- Finance
PASQAL: Neutral Atom Quantum Computing for Credit Risk
PASQAL
PASQAL demonstrated neutral-atom quantum computing for credit portfolio risk analysis, using analog quantum simulation on Rydberg atom arrays to model correlated credit default probabilities.
- Key Outcome
- Fresnel analog processor solved a 60-asset correlated credit default model 8x faster than classical Monte Carlo at equivalent accuracy, representing a practical near-term finance use case.
The Challenge
Credit portfolio risk management requires estimating the probability distribution of simultaneous defaults across a portfolio of correlated obligors. The correlations matter enormously: in 2008, underestimated default correlations turned individually acceptable risks into systemic catastrophe. The standard industry tool is Monte Carlo simulation, which samples default scenarios by drawing from a multivariate default model. For portfolios with strong correlation structure and fat-tailed joint default probabilities, the rare-event tail requires enormous sample counts to estimate accurately, making real-time risk assessment computationally prohibitive for large portfolios. PASQAL partnered with a European bank to test whether neutral-atom quantum processors could model correlated defaults more efficiently by encoding the correlation structure directly into physical qubit-qubit interactions.
The Quantum Approach
PASQAL’s Fresnel processor arranges rubidium atoms in configurable two-dimensional arrays. When atoms are brought within the Rydberg blockade radius, they experience a strong repulsive interaction that creates natural entanglement without explicit gate operations. PASQAL’s team encoded a 60-asset credit portfolio by mapping each asset to one atom, then positioned atoms in a 2D layout where inter-atom distances encoded the pairwise default correlations from the bank’s internal credit model. The Pulser framework translated the correlation matrix into a laser pulse sequence that drove the atom array to a quantum state whose measurement statistics approximated the joint default probability distribution.
import pulser
from pulser import Pulse, Sequence, Register
from pulser.devices import Fresnel
import numpy as np
# Load 60-asset correlation matrix from credit model
corr_matrix = np.load("portfolio_correlation_matrix.npy") # shape (60, 60)
# Map correlation structure to 2D atom positions using MDS
from sklearn.manifold import MDS
mds = MDS(n_components=2, dissimilarity="precomputed", random_state=42)
positions = mds.fit_transform(1 - corr_matrix)

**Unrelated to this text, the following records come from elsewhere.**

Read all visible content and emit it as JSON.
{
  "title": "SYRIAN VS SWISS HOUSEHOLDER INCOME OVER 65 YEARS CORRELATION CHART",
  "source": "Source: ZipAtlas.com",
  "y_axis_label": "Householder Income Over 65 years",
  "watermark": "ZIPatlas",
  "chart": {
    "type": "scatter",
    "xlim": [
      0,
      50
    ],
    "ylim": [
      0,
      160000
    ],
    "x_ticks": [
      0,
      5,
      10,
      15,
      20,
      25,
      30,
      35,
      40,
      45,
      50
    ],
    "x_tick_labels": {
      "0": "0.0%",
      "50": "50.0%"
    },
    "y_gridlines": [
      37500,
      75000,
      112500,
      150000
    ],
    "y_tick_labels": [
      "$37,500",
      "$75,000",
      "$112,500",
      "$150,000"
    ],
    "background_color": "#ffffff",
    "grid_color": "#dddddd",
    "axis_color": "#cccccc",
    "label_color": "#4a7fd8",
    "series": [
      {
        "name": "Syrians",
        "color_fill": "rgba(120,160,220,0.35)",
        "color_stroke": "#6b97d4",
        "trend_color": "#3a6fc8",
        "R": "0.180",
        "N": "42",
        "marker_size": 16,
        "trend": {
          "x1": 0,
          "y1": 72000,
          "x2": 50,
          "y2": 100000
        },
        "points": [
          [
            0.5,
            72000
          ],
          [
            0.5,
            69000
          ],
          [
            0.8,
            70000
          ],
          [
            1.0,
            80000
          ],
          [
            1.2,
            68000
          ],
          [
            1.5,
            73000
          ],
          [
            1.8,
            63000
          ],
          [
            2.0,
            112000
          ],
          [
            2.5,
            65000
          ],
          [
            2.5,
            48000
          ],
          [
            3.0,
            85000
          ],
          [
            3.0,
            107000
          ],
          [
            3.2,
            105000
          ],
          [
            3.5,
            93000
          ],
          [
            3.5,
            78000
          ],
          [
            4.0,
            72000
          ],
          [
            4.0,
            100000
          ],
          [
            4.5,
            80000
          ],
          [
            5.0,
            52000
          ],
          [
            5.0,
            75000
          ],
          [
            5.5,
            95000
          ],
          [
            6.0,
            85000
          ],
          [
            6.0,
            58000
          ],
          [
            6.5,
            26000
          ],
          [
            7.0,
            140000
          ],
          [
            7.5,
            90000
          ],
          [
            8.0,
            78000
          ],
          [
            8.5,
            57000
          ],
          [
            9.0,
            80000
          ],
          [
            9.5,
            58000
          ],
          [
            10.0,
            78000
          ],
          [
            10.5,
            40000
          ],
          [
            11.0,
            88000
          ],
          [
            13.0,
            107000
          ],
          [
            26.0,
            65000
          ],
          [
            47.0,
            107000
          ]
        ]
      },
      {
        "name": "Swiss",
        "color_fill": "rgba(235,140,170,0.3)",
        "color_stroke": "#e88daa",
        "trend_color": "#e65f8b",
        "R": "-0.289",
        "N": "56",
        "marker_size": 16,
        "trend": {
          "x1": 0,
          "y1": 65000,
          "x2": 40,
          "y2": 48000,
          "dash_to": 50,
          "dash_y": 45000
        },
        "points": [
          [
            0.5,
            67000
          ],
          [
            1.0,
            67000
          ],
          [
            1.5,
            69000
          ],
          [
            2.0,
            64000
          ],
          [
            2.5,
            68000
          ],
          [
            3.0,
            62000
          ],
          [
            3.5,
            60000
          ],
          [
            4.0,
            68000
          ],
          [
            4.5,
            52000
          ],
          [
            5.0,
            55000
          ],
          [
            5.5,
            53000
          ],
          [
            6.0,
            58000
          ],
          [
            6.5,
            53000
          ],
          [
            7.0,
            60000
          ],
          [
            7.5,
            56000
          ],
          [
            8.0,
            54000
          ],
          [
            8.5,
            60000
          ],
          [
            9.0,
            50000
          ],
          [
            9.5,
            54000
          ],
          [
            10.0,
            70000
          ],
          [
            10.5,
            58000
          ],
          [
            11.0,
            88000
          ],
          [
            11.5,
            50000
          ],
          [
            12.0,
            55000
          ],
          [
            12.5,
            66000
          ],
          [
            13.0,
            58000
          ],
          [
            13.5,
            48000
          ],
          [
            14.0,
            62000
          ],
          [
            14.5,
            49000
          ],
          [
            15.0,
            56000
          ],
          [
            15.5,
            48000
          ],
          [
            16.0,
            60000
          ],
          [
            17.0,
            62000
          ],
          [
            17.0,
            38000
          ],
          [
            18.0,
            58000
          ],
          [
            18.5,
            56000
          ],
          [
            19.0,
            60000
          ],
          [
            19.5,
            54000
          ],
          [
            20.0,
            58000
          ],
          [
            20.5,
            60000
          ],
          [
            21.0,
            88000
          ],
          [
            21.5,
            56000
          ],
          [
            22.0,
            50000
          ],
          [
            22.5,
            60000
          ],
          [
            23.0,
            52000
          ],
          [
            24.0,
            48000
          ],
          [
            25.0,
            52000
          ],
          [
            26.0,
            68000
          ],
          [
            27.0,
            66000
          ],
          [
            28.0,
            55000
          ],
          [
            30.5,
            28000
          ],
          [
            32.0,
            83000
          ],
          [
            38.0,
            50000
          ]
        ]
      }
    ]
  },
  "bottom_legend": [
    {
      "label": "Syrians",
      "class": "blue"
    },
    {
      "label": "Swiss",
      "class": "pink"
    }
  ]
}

# Scale positions to fit within Fresnel device constraints (max 35 atoms in demo)
# Use top-60 PCA compression for full portfolio
positions = positions[:60] * Fresnel.min_atom_distance * 2.5
reg = Register.from_coordinates(positions, prefix="asset")
seq = Sequence(reg, Fresnel)
seq.declare_channel("global_rydberg", "rydberg_global")
# Drive Rydberg transition with Omega and Delta pulse shaped for default encoding
omega_pulse = Pulse.ConstantDetuning(
amplitude=pulser.waveforms.BlackmanWaveform(duration=1000, area=np.pi),
detuning=-2 * np.pi * 3.0, # MHz, tuned to encode default threshold
phase=0.0,
)
seq.add(omega_pulse, "global_rydberg")
# Sample default scenarios from measurement outcomes
backend = pulser.backends.QPUBackend(seq, Fresnel)
result = backend.run(num_runs=10000)
samples = result.get_samples()
print(f"Collected {len(samples)} default scenario samples")
joint_default_prob = np.mean([bin(s).count("1") >= 5 for s in samples])
print(f"P(5+ simultaneous defaults): {joint_default_prob:.4f}")
The analog encoding sidesteps the need for discrete two-qubit gate operations, allowing the full 60-atom correlation structure to be embedded in a single coherent evolution rather than decomposed into potentially thousands of two-qubit gates.
Results and Implications
The Fresnel processor generated statistically equivalent estimates of the joint default probability distribution for the 60-asset portfolio 8 times faster than a CPU-bound Monte Carlo simulation running on equivalent compute infrastructure. Crucially, the quantum approach showed no degradation in tail-risk accuracy: Value-at-Risk at the 99.9% confidence level matched the Monte Carlo reference to within 0.3%, within the statistical tolerance of the benchmark. For the bank’s risk desk, this speed advantage directly translates to the ability to run intraday portfolio risk updates rather than overnight batch processes.
The study is notable for demonstrating the business relevance of analog quantum computing, a modality that often receives less attention than gate-based approaches but may reach practical advantage sooner for specific structured problems. PASQAL is developing a dedicated financial risk product built on this methodology, and the bank partner is evaluating integration into its regulatory risk reporting infrastructure. As Fresnel’s atom count scales toward 1,000, the approach could address portfolios an order of magnitude larger than those tractable today.